The eleventh annual ‘Kings of Gaana’ took place at Troxy on 10th December, helmed by King’s College London's Tamil Society. British Tamil comedian Kutti Hari and returning champion Araniya Soosaipillai hosted the world’s largest inter-university Gaana competition.
This year’s chosen charity was Arobanam Children’s Fund. Founded in 1999, Arobanam Children’s Fund is a UK registered children’s charity which currently assists over 425 children in Sri Lanka and India.
Eight universities competed in the grand finale: Cardiff University, City University of London, University of Hertfordshire, Imperial College London, Queen Mary University, University of Nottingham, St George’s University of London and University College London. These performances were punctuated with other displays of Tamil musical artistry: Kowtham x MJ Melodies are a flautist and music producer respectively, alongside a trio of violinists Jashicha, Laksan and Jeshita.
This year Kings of Gaana was judged by four talented and well-known Tamil dancers: Jesi Sadayar, CC7 and Mithuja x Janusha.
Yesteryear’s returning judge Jesi Sadayar is a choreographer, creative director and movement designer from MIssissauga, Canada and was a finalist in Canada's Got Talent 2022. CC7 is a DJ, choreographer, and creative director, and a previous winner of Kings of Gaana, leading his team to consecutive victories. Mithuja and Janusha Amirthalingam are a multiple award winning choreographer, dancer and teacher duo from Zurich, Switzerland, classically trained in Bharathanatyam.

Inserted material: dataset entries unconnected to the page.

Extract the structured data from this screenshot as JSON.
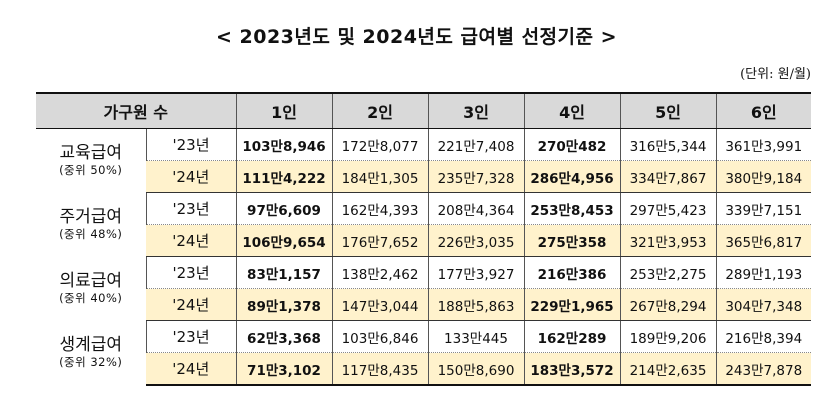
{
  "title": "< 2023년도 및 2024년도 급여별 선정기준 >",
  "unit": "(단위: 원/월)",
  "header": [
    "가구원 수",
    "1인",
    "2인",
    "3인",
    "4인",
    "5인",
    "6인"
  ],
  "rows": [
    {
      "category": "교육급여",
      "sub": "(중위 50%)",
      "y23": {
        "year": "'23년",
        "values": [
          "103만8,946",
          "172만8,077",
          "221만7,408",
          "270만482",
          "316만5,344",
          "361만3,991"
        ]
      },
      "y24": {
        "year": "'24년",
        "values": [
          "111만4,222",
          "184만1,305",
          "235만7,328",
          "286만4,956",
          "334만7,867",
          "380만9,184"
        ]
      }
    },
    {
      "category": "주거급여",
      "sub": "(중위 48%)",
      "y23": {
        "year": "'23년",
        "values": [
          "97만6,609",
          "162만4,393",
          "208만4,364",
          "253만8,453",
          "297만5,423",
          "339만7,151"
        ]
      },
      "y24": {
        "year": "'24년",
        "values": [
          "106만9,654",
          "176만7,652",
          "226만3,035",
          "275만358",
          "321만3,953",
          "365만6,817"
        ]
      }
    },
    {
      "category": "의료급여",
      "sub": "(중위 40%)",
      "y23": {
        "year": "'23년",
        "values": [
          "83만1,157",
          "138만2,462",
          "177만3,927",
          "216만386",
          "253만2,275",
          "289만1,193"
        ]
      },
      "y24": {
        "year": "'24년",
        "values": [
          "89만1,378",
          "147만3,044",
          "188만5,863",
          "229만1,965",
          "267만8,294",
          "304만7,348"
        ]
      }
    },
    {
      "category": "생계급여",
      "sub": "(중위 32%)",
      "y23": {
        "year": "'23년",
        "values": [
          "62만3,368",
          "103만6,846",
          "133만445",
          "162만289",
          "189만9,206",
          "216만8,394"
        ]
      },
      "y24": {
        "year": "'24년",
        "values": [
          "71만3,102",
          "117만8,435",
          "150만8,690",
          "183만3,572",
          "214만2,635",
          "243만7,878"
        ]
      }
    }
  ]
}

The champions of Kings of Gaana X Imperial College London based their performance from 2018’s psycho-thriller film ‘Ratsasan,’ incorporating horror elements into their dance. St George’s performance was also inspired by the same film. The judges, equally wowed by both interpretations, awarded both universities third place.
Second place winners Cardiff University were inspired by 2018’s pan-India action Kannada blockbuster ‘KGF,’ using props such as weapons and flags from the film.
University of Nottingham were championed Kings of Gaana for the first time, winning for their 2007 Rajinikanth starrer ‘Sivaji The Boss’ inspired routine. Using glow-in-the-dark outfits and incorporating moments from the film through acrobatics, the University of Nottingham proved themselves to be worthy victors.
The University of Nottingham team shared their thoughts on their win:
“We wanted our performance to showcase the talent that resides in Nottingham which we’re sure other people haven’t seen. The film we chose to recreate was 'Sivaji,' which was such a big part of our childhoods. There were numerous elements in the film that we wanted to play with and showcase for that nostalgic feeling.”
“One of the challenges we faced was cleaning the dance. As many of our dancers were first time performers, they lacked the confidence to perform to their full potential. So, as choreographers, we made sure that they were given the right encouragement and guidance. Without a doubt, every single one of our dancers took on everything we said and smashed it on stage. We couldn’t be more proud!”
The title-winning performance from University of Nottingham.
“The competition was very tough this year and all the universities definitely brought their best. One thing that we did want in our performance was for it to be visually entertaining from the get-go. We wanted to emulate the jovial nature of this Tamil classic. We did this by selecting significant parts of the plot that would bring comedic, romantic and action-packed elements to portray the story simply and effectively.”
“It feels surreal to have won the cup as it is Nottingham's first time to ever participate in KOG. We couldn’t have done it without our hard working and dedicated team. Especially those who helped us behind the scenes. We wanted to thank Kaven, Ram, Shaayini, Amy and our lead Praveen for bringing our vision to life. We couldn’t have done it without them.”